De los 10 medicamentos más vendidos en EE. UU. durante 2017, siete (incluido el de la mayor venta, el medicamento contra la artritis Humira) son medicamentos biotecnológicos basados ​​en anticuerpos. Los anticuerpos también representan la precisión biológica. Estas diminutas proteínas de la sangre, que normalmente forman parte de nuestra respuesta inmunitaria, se ajustan como una llave en una cerradura a otras moléculas. Por ejemplo, aquellas que llegan a la superficie de una célula cancerosa. Y al igual que la insulina, a menudo se crean utilizando el código de ADN extraído de nuestros cuerpos.
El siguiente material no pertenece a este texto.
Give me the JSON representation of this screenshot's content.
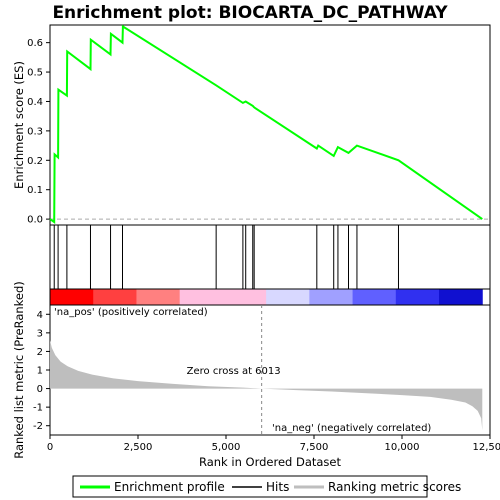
{
  "chart_data": {
    "type": "line",
    "title": "Enrichment plot: BIOCARTA_DC_PATHWAY",
    "xlabel": "Rank in Ordered Dataset",
    "top_ylabel": "Enrichment score (ES)",
    "bottom_ylabel": "Ranked list metric (PreRanked)",
    "xlim": [
      0,
      12500
    ],
    "x_ticks": [
      0,
      2500,
      5000,
      7500,
      10000,
      12500
    ],
    "x_tick_labels": [
      "0",
      "2,500",
      "5,000",
      "7,500",
      "10,000",
      "12,500"
    ],
    "es_ylim": [
      -0.02,
      0.66
    ],
    "es_ticks": [
      0.0,
      0.1,
      0.2,
      0.3,
      0.4,
      0.5,
      0.6
    ],
    "es_tick_labels": [
      "0.0",
      "0.1",
      "0.2",
      "0.3",
      "0.4",
      "0.5",
      "0.6"
    ],
    "metric_ylim": [
      -2.5,
      4.5
    ],
    "metric_ticks": [
      -2,
      -1,
      0,
      1,
      2,
      3,
      4
    ],
    "metric_tick_labels": [
      "-2",
      "-1",
      "0",
      "1",
      "2",
      "3",
      "4"
    ],
    "enrichment_profile": {
      "name": "Enrichment profile",
      "color": "#00ff00",
      "x": [
        0,
        120,
        130,
        230,
        240,
        480,
        490,
        1150,
        1160,
        1720,
        1730,
        2060,
        2070,
        4720,
        5480,
        5560,
        5760,
        5800,
        7580,
        7620,
        8060,
        8180,
        8480,
        8720,
        9900,
        12280
      ],
      "y": [
        0.0,
        -0.01,
        0.22,
        0.21,
        0.44,
        0.42,
        0.57,
        0.51,
        0.61,
        0.56,
        0.63,
        0.6,
        0.655,
        0.455,
        0.395,
        0.4,
        0.385,
        0.38,
        0.24,
        0.25,
        0.215,
        0.245,
        0.225,
        0.25,
        0.2,
        0.0
      ]
    },
    "hits": {
      "name": "Hits",
      "x": [
        120,
        230,
        480,
        1150,
        1720,
        2060,
        4720,
        5480,
        5560,
        5760,
        5800,
        7580,
        8060,
        8180,
        8480,
        8720,
        9900
      ]
    },
    "ranking_metric": {
      "name": "Ranking metric scores",
      "color": "#bebebe",
      "x": [
        0,
        50,
        150,
        300,
        500,
        800,
        1200,
        1800,
        2500,
        3500,
        4500,
        5500,
        6013,
        7000,
        8000,
        9000,
        10000,
        10800,
        11400,
        11800,
        12000,
        12150,
        12250,
        12280
      ],
      "y": [
        2.6,
        2.2,
        1.8,
        1.45,
        1.2,
        0.95,
        0.75,
        0.55,
        0.4,
        0.25,
        0.13,
        0.05,
        0.0,
        -0.08,
        -0.16,
        -0.25,
        -0.35,
        -0.45,
        -0.6,
        -0.75,
        -0.95,
        -1.2,
        -1.6,
        -2.25
      ]
    },
    "heatmap_colors": [
      "#ff0000",
      "#ff4040",
      "#ff8080",
      "#ffc0e0",
      "#ffc0e0",
      "#d8d8ff",
      "#a0a0ff",
      "#6060ff",
      "#3030f0",
      "#1010d0"
    ],
    "zero_cross": {
      "x": 6013,
      "label": "Zero cross at 6013"
    },
    "annotations": {
      "pos": "'na_pos' (positively correlated)",
      "neg": "'na_neg' (negatively correlated)",
      "pos_color": "#cc0000",
      "neg_color": "#0000cc"
    },
    "legend": {
      "items": [
        {
          "label": "Enrichment profile",
          "color": "#00ff00"
        },
        {
          "label": "Hits",
          "color": "#000000"
        },
        {
          "label": "Ranking metric scores",
          "color": "#bebebe"
        }
      ]
    }
  }
}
Fármacos basados ​​en el ADN

Gráfico a la izquierda: Porcentaje de fármacos en desarrollo que podrían ser personalizados para el perfil genético  de una persona. A la derecha: número de los fármacos mejor vendidos en EE. UU. que son moléculas biológicas. Fuente: Tufts, Personalized medicine coalition, MIT Technology Review 

La insulina y los anticuerpos están diseñados para funcionar de la misma manera en todos los humanos. Pero no existen dos personas con los genomas exactamente iguales: aproximadamente el 1% de las bases de ADN son diferentes entre cualquiera de nosotros. Esas diferencias pueden explicar por qué una persona está enferma y otra no, o por qué la versión de diabetes de una persona es diferente de la de otra. Los medicamentos que toman en cuenta estas diferencias en la información genética se denominan tratamientos "dirigidos".
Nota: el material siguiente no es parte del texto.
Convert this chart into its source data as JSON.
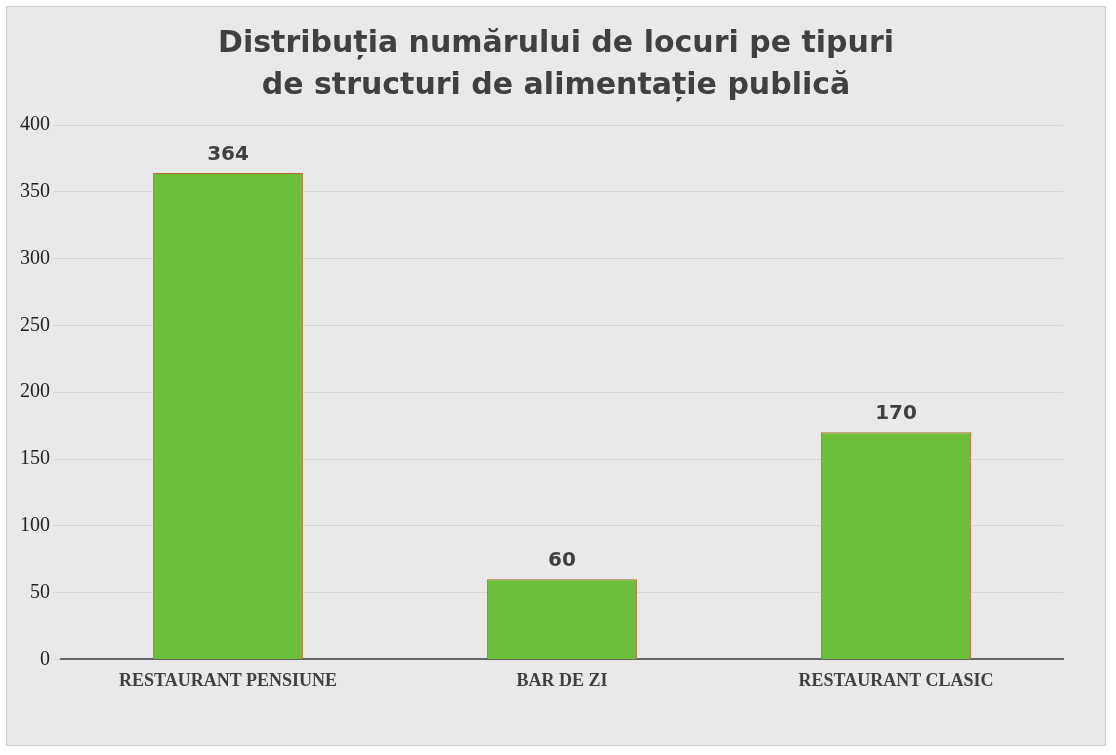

El medicamento contra el cáncer Herceptin, un anticuerpo que llegó al mercado en 1998, fue uno de los primeros. Resultó efectivo, pero principalmente en personas cuyo cáncer de mama recién diagnosticado estaba creciendo debido a un daño genético específico (aproximadamente el 20% de los casos). Así que dependía del genoma del propio tumor. Herceptin llegó al mercado con la advertencia de que, para obtenerlo, primero se debía hacer una prueba para ver si la persona se obtendría algún beneficio con él. Según el Instituto Nacional del Cáncer (EE. UU.), en la actualidad hay en el mercado más de 80 medicamentos específicos de este tipo contra el cáncer.

Los críticos argumentan con razón que esos medicamentos todavía hacen muy poco para muy pocas personas a un precio demasiado alto (más de 8.000 euros al mes a menudo). De hecho, aquellos que sobreviven al cáncer, en general, no se lo deben a los tratamientos dirigidos. 
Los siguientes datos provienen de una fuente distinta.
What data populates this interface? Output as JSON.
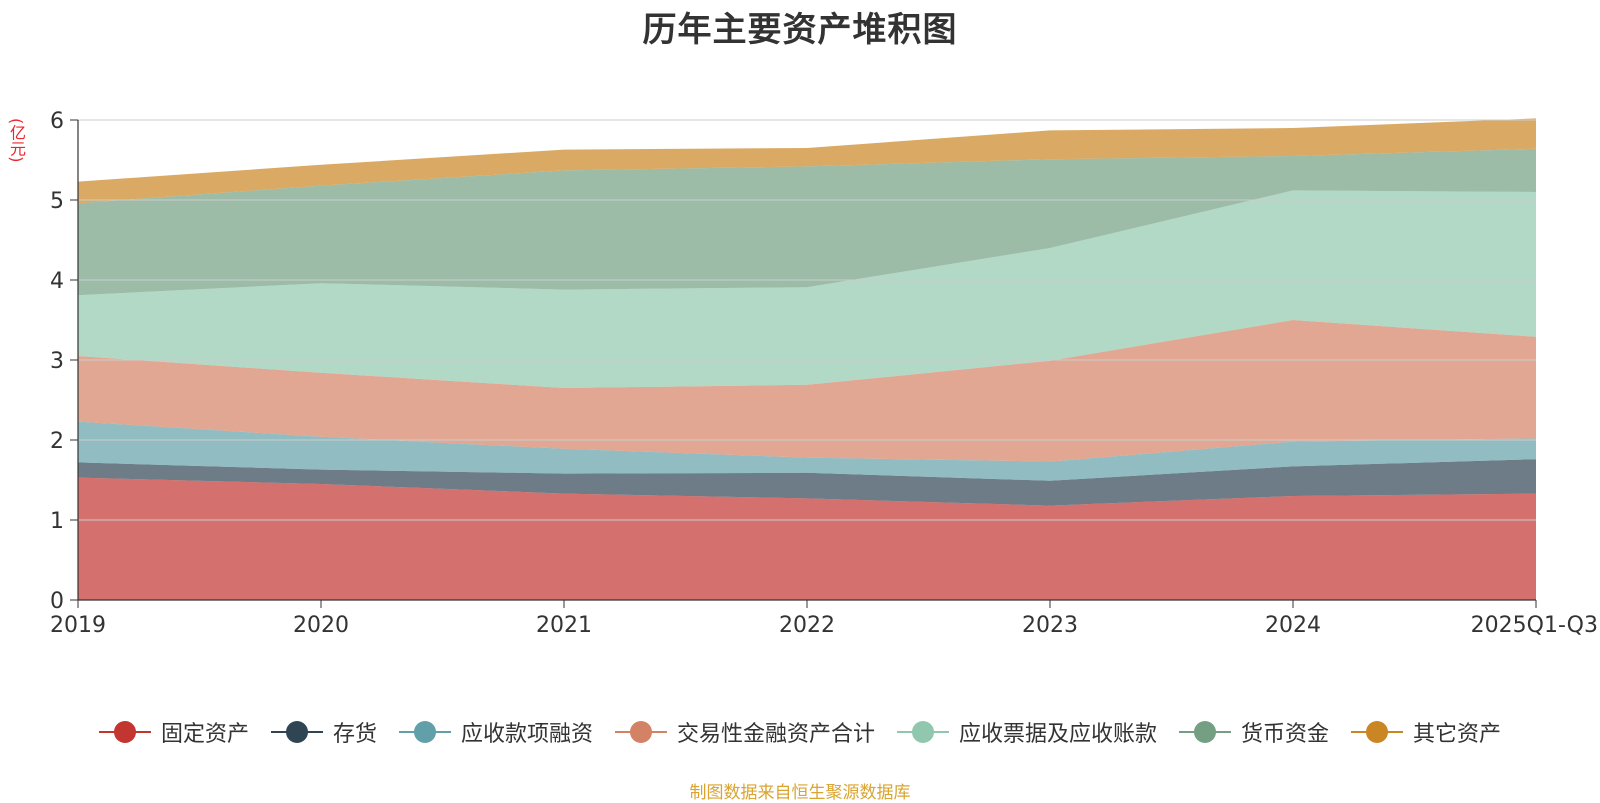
{
  "title": "历年主要资产堆积图",
  "source_note": "制图数据来自恒生聚源数据库",
  "chart_data": {
    "type": "area",
    "stacked": true,
    "title": "历年主要资产堆积图",
    "unit_label": "(亿元)",
    "categories": [
      "2019",
      "2020",
      "2021",
      "2022",
      "2023",
      "2024",
      "2025Q1-Q3"
    ],
    "ylim": [
      0,
      6
    ],
    "yticks": [
      "0",
      "1",
      "2",
      "3",
      "4",
      "5",
      "6"
    ],
    "grid": true,
    "legend_position": "bottom",
    "series": [
      {
        "name": "固定资产",
        "color": "#c23531",
        "values": [
          1.53,
          1.45,
          1.33,
          1.27,
          1.18,
          1.3,
          1.33
        ]
      },
      {
        "name": "存货",
        "color": "#2f4554",
        "values": [
          0.19,
          0.18,
          0.25,
          0.32,
          0.31,
          0.37,
          0.43
        ]
      },
      {
        "name": "应收款项融资",
        "color": "#61a0a8",
        "values": [
          0.51,
          0.41,
          0.31,
          0.19,
          0.24,
          0.31,
          0.26
        ]
      },
      {
        "name": "交易性金融资产合计",
        "color": "#d48265",
        "values": [
          0.82,
          0.8,
          0.76,
          0.91,
          1.26,
          1.52,
          1.27
        ]
      },
      {
        "name": "应收票据及应收账款",
        "color": "#91c7ae",
        "values": [
          0.76,
          1.12,
          1.23,
          1.22,
          1.41,
          1.62,
          1.81
        ]
      },
      {
        "name": "货币资金",
        "color": "#749f83",
        "values": [
          1.15,
          1.22,
          1.49,
          1.51,
          1.11,
          0.43,
          0.54
        ]
      },
      {
        "name": "其它资产",
        "color": "#ca8622",
        "values": [
          0.27,
          0.26,
          0.26,
          0.23,
          0.36,
          0.35,
          0.38
        ]
      }
    ]
  }
}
"El único y mejor determinante de quién sobrevive al cáncer es saber quién tiene seguro [médico]", dijo el líder de la Biden Cancer Initiative, Greg Simon, y no si existe un medicamento que coincida con su mutación. Algunos piensan que pasamos demasiado tiempo buscando la luz de las lámparas genéticas. "Tal vez nos había seducido la tecnología de la secuenciación de genes, por la pura magia de poder observar el núcleo genético de un cáncer", escribió este verano el médico ganador del premio Pulitzer, Siddhartha Mukherjee.

Las grandes preguntas necesitan 'big data'

Gráfico: los estudios están usando ADN de más personas que nunca 

Algunos avances de la medicina personalizada

  • 2002 Científicos japoneses utilizan un nuevo planteamiento (el estudio de asociación del genoma completo) para buscar las causas del ataque cardíaco.

  • 2005 Una búsqueda de genes revela mutaciones críticas que aumentan el riesgo de la degeneración macular, una causa común de ceguera.

  • 2010  La compañía de pruebas al consumidor 23andMe aporta datos de usuarios a la búsqueda de los genes de Parkinson.​

  • 2013 La Administración de Medicamentos y Alimentos de EE.UU. (FDA por sus siglas en inglés) toma medidas enérgicas contra las empresas de pruebas directas al consumidor que ofrecen predicciones de salud genética basadas en el ADN, afirmando que los resultados no eran fiables.

  • 2015  ¿Por qué algunas personas son más gordas que otras? Las claves de un estudio genético se ofrecen rápidamente a los consumidores en forma de test de "dieta del ADN".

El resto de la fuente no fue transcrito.